Subject to the approval of the Hamburg Parliament, the City of Hamburg and MSC have agreed to provide HHLA with €450 million ($482 million) in additional equity capital to be used for investments in business operations over the next few years following the closing of the transaction. The City of Hamburg and MSC will also support the corresponding investment plans which total at least €775 million ($830 million) between 2025 and 2028.
These points are in addition to MSC’s agreements with the city as part of the proposed acquisition. MSC previously committed to increasing its operations in the port expanding cargo throughput in HHLA terminals starting by 2025 and reaching a minimum of 1 million TEU from 2031. The company also committed to building a new office in Hamburg and employing between 500 and 700 people in Hamburg.
As part of the binding preliminary framework agreement, HHLA reports that MSC has now committed to no layoffs for operational reasons for at least five years. HHLA will also retain decision-making authority over its investment planning, and in particular, the ongoing modernization of HHLA's container terminals in Hamburg and the international expansion of the intermodal network in the coming years.
The neutrality and independence of HHLA's business model, in particular of the intermodal subsidiary Metrans, will also be maintained. All customers will continue to have equal access to all HHLA terminals and services throughout Europe, with the strategy continuing to transform HHLA through the expansion of the European intermodal network into a logistics company.
“We welcome the confirmation of HHLA's investment planning for the coming years and the additional equity commitment of €450 million from the two major shareholders. This gives us considerable additional resources to drive forward HHLA's successful development into a leading European logistics company even more actively and rapidly, opening up significant development and business opportunities,” said Angela Titzrath, Chief Executive Officer of HHLA.

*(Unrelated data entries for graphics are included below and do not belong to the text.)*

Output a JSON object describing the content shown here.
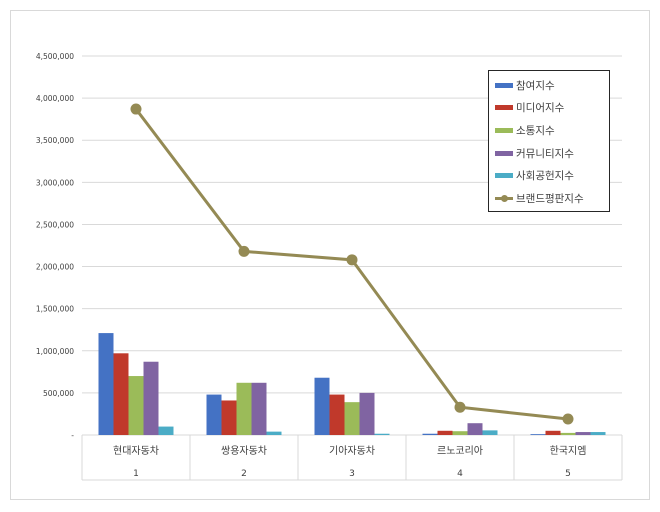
{
  "chart_data": {
    "type": "bar",
    "y_ticks": [
      "-",
      "500,000",
      "1,000,000",
      "1,500,000",
      "2,000,000",
      "2,500,000",
      "3,000,000",
      "3,500,000",
      "4,000,000",
      "4,500,000"
    ],
    "ylim": [
      0,
      4500000
    ],
    "categories": [
      "현대자동차",
      "쌍용자동차",
      "기아자동차",
      "르노코리아",
      "한국지엠"
    ],
    "category_index": [
      "1",
      "2",
      "3",
      "4",
      "5"
    ],
    "grid": true,
    "legend_position": "top-right",
    "series": [
      {
        "name": "참여지수",
        "kind": "bar",
        "color": "#4472c4",
        "values": [
          1210000,
          480000,
          680000,
          15000,
          10000
        ]
      },
      {
        "name": "미디어지수",
        "kind": "bar",
        "color": "#c0392b",
        "values": [
          970000,
          410000,
          480000,
          50000,
          50000
        ]
      },
      {
        "name": "소통지수",
        "kind": "bar",
        "color": "#9bbb59",
        "values": [
          700000,
          620000,
          390000,
          45000,
          25000
        ]
      },
      {
        "name": "커뮤니티지수",
        "kind": "bar",
        "color": "#8064a2",
        "values": [
          870000,
          620000,
          500000,
          140000,
          35000
        ]
      },
      {
        "name": "사회공헌지수",
        "kind": "bar",
        "color": "#4bacc6",
        "values": [
          100000,
          40000,
          15000,
          55000,
          35000
        ]
      },
      {
        "name": "브랜드평판지수",
        "kind": "line",
        "color": "#948a54",
        "values": [
          3870000,
          2180000,
          2080000,
          330000,
          190000
        ]
      }
    ]
  }
}
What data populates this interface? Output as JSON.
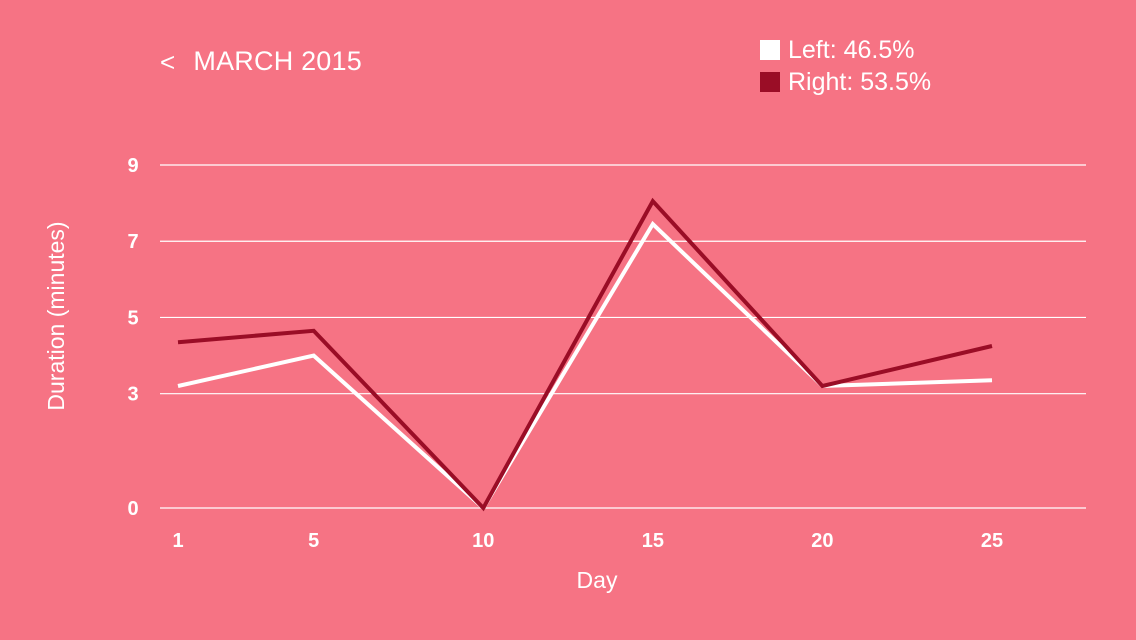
{
  "header": {
    "back_label": "<",
    "title": "MARCH 2015"
  },
  "legend": [
    {
      "label": "Left: 46.5%",
      "color": "#ffffff"
    },
    {
      "label": "Right: 53.5%",
      "color": "#9a0d26"
    }
  ],
  "colors": {
    "background": "#f67384",
    "grid": "#ffffff",
    "left_series": "#ffffff",
    "right_series": "#9a0d26"
  },
  "chart_data": {
    "type": "line",
    "xlabel": "Day",
    "ylabel": "Duration (minutes)",
    "x": [
      1,
      5,
      10,
      15,
      20,
      25
    ],
    "x_ticks": [
      "1",
      "5",
      "10",
      "15",
      "20",
      "25"
    ],
    "y_ticks": [
      "9",
      "7",
      "5",
      "3",
      "0"
    ],
    "ylim": [
      0,
      9
    ],
    "grid": true,
    "series": [
      {
        "name": "Left",
        "values": [
          3.2,
          4.0,
          0.0,
          7.45,
          3.2,
          3.35
        ]
      },
      {
        "name": "Right",
        "values": [
          4.35,
          4.65,
          0.0,
          8.05,
          3.2,
          4.25
        ]
      }
    ]
  }
}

Under German securities laws, the boards were required to review the offer and obtain independent opinions including a Fairness Opinion within two weeks of the release of the offer. MSC, after receiving regulatory approval, began the offer of €16.75 per Class A share on October 23. The offering ends on November 20 and calls for MSC to own 49 percent of the company while the city will retain control with all the preferred shares equal to a 51 percent position. Closing of the transaction is subject to certain regulatory approvals and the approval of the Parliament of the Free and Hanseatic City of Hamburg.